Se abbiamo elevato Rondolino e Maria Teresa Meli ad opinion leaders è perché abbiamo rifiutato una lunga serie di impulsi lanciati dal mondo dell’arte e della musica. E se tutti quei nuovi artisti emergenti rifiutano l’establishment o vogliono realizzarsi altrove, è perché hanno vissuto per anni vedendosi sbattere le porte in faccia nel nome della spocchia in velluto, da un lato, e della mediocrità mediatica, dall’altro.
Non basta il coinvolgimento episodico di Premi Strega come Edoardo Nesi (Scelta Civica, non pervenuto) o di filosofe stimate in tutto il mondo come Michela Marzano, se poi vengono lasciati soli a galleggiare in un sistema che non prevede un meccanismo di elaborazione culturale come motore dell’iniziativa politica.

Daniele Rielli ha solo ragione: non è necessaria una presenza degli intellettuali in politica. Il mondo anglosassone, del resto, non li ingloba necessariamente; siamo noi europei continentali ad avere questo gusto un po’ più retrò. Non servono necessariamente degli scrittori o degli scienziati attivi politicamente, se poi sono costretti alle periferie dei partiti in qualità di voces clamantes in deserto. Non servono come una categoria a sé stante che di diritto accede in politica; l’ipse dixit è una delle fallacie più grandi che si possano commettere e dell’opinione di qualche benpensante, slegata da ogni logica o tessuto culturale, ne facciamo tutti volentieri a meno. Oggi la società è eccessivamente complessa per pensare che uno scrittore possa sintetizzarla in una proposta politica a beneficio della collettività. Altra cosa sarebbe, invece, un movimento culturale che permei tutto il sistema politico. Le persone stesse si sono relativizzate e sono divenute più complesse; oggi ognuno di noi vive più identità, a seconda dei diversi momenti della vita o delle diverse occasioni, professionali, culturali o di relazione, che si affrontano. Perciò, un bravissimo scrittore non deve necessariamente essere inglobato da un partito, sorpattutto se è per il solo fatto di avere successo coi propri libri. Idee e interpretazione, prima di comporre un album di figurine con le varie categorie della società civile per poter dire ce l’ho, mi manca…
Ha ragione Rielli nel dire che servono, anzitutto, scrittori che sappiano interpretare la realtà nei suoi multiformi linguaggi.

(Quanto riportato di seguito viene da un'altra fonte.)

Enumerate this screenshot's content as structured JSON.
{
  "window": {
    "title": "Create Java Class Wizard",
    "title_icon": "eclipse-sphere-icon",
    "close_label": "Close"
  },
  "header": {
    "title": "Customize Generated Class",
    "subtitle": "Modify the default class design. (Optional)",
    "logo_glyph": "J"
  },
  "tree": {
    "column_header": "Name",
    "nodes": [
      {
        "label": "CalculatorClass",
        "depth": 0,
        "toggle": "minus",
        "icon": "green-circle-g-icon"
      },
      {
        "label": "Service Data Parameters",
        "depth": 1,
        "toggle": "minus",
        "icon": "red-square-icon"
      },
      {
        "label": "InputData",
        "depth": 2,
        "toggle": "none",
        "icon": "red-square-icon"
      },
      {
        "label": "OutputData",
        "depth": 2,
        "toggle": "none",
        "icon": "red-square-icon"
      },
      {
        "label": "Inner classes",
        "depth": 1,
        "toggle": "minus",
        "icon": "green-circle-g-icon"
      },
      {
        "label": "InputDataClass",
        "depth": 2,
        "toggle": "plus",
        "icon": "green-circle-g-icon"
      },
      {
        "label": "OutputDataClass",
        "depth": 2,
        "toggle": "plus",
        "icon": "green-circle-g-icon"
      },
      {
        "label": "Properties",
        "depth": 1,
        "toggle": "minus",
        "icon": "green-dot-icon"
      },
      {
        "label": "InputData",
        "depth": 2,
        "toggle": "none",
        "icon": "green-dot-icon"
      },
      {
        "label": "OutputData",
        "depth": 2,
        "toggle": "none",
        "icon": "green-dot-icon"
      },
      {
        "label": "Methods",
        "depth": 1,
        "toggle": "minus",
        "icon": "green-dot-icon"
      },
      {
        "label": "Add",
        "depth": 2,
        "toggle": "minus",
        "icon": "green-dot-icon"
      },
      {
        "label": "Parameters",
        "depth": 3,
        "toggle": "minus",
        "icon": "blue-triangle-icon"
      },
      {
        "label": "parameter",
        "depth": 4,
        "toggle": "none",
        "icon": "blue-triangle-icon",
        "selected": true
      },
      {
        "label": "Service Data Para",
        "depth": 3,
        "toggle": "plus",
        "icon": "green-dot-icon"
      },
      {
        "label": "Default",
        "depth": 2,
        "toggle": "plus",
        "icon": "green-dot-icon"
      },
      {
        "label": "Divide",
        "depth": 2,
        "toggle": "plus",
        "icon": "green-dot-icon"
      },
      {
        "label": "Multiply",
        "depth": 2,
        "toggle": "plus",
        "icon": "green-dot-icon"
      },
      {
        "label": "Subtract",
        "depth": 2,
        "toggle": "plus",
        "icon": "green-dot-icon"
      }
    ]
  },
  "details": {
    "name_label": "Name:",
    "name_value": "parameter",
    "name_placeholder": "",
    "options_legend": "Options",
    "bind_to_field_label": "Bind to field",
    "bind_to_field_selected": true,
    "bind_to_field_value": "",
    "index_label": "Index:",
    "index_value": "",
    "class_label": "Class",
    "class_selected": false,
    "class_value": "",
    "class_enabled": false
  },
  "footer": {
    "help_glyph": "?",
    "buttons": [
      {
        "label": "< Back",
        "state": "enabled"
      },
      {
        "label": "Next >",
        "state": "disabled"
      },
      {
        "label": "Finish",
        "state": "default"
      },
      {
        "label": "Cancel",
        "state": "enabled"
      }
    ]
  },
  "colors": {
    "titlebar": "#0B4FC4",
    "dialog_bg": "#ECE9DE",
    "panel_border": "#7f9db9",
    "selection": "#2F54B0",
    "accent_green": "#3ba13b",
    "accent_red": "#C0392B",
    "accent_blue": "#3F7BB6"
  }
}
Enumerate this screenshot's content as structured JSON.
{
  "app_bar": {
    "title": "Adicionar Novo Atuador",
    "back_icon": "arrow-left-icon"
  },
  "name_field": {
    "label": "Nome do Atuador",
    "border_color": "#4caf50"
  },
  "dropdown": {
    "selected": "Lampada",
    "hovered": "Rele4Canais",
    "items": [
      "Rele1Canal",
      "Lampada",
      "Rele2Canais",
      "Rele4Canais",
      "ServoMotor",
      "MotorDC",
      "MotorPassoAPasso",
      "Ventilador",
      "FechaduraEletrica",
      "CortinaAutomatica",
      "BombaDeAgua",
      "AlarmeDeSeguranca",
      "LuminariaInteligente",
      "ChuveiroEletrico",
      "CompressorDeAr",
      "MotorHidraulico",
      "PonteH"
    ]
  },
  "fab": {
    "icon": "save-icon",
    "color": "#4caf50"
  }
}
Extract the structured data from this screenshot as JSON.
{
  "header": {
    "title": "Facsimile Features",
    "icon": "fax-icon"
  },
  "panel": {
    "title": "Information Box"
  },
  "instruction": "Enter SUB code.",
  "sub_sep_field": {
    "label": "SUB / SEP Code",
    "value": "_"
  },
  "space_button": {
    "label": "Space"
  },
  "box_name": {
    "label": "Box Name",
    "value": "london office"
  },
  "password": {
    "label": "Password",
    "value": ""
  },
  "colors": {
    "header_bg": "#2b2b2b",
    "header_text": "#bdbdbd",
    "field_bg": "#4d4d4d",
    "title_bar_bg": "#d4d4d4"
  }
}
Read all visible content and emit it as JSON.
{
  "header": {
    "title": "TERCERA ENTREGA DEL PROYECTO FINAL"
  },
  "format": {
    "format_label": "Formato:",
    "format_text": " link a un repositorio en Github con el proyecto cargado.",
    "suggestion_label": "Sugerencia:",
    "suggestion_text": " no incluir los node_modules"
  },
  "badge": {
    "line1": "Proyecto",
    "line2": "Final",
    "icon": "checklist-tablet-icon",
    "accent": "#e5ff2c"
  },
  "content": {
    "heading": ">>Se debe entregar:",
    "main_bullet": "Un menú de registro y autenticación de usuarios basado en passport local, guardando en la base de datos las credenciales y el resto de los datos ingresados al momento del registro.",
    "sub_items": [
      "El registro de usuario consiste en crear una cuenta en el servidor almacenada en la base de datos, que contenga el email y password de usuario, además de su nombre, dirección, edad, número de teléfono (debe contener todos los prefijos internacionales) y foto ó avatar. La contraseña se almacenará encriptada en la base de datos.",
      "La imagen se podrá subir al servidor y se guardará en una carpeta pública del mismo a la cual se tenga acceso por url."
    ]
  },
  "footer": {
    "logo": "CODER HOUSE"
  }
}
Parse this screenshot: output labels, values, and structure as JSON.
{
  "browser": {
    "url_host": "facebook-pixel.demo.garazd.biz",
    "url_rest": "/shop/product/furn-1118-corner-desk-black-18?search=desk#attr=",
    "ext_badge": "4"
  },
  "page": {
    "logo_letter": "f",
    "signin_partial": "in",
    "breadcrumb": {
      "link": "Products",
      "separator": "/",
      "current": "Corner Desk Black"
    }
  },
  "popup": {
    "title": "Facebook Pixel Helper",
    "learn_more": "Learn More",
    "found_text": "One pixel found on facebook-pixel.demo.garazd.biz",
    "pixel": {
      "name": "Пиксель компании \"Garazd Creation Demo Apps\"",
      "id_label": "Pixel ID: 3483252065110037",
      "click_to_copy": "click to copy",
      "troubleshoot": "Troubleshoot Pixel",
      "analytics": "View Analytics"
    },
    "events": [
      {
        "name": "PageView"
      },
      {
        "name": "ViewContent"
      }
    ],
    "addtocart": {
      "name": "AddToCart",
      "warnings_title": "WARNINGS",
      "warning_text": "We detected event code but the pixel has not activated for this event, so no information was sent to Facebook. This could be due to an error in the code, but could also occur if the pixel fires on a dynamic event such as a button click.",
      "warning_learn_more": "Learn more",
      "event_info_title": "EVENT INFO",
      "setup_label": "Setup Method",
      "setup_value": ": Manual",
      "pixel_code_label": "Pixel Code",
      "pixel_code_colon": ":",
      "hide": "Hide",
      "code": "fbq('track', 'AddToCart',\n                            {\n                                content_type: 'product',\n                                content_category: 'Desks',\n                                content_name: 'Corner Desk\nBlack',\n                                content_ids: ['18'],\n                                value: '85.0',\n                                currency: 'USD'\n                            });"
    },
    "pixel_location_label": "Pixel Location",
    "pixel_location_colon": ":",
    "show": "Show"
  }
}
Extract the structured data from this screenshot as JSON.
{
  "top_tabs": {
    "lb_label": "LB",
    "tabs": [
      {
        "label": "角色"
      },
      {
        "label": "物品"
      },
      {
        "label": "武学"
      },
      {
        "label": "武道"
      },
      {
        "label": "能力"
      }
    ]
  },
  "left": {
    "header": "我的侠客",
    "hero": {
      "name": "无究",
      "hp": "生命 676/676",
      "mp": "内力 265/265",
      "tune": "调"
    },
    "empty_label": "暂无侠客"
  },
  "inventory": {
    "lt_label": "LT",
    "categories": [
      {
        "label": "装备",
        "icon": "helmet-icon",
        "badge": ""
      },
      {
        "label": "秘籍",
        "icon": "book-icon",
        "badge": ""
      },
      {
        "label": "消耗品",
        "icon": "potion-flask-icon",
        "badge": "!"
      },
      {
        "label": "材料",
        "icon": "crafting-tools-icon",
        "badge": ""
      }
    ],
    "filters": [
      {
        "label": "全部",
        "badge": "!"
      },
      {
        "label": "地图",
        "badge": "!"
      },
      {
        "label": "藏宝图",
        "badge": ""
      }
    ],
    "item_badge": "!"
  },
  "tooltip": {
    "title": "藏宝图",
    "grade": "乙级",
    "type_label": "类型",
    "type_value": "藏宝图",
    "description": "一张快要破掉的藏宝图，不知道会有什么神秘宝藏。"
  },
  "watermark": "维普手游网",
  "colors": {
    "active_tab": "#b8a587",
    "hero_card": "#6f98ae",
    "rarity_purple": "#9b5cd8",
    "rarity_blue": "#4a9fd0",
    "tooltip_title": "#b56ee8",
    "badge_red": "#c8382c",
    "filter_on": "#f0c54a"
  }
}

A cavallo tra gli anni ’70 e ’80 Pier Vittorio Tondelli sapeva osservare gli sconvolgimenti della società più efficacemente di quanto facessero i partiti, soprattutto quelli di sinistra. Oggi Zerocalcare a Kobane, per quanti detrattori vogliano declassarlo italianamente al rango di fumettista, difatti fa molta più politica dei partiti e non è diverso dall’impegno cosmopolita di Byron, due secoli fa.

Prima ancora degli intellettuali in politica, mancano degli intellettuali che conoscano la realtà in tutte le sue forme, per poi plasmarla, e che sappiano essere il punto di riferimento culturale per alcune classi sociali o per un’intera generazione. Come al solito, il problema non è dei singoli, ma di sistema.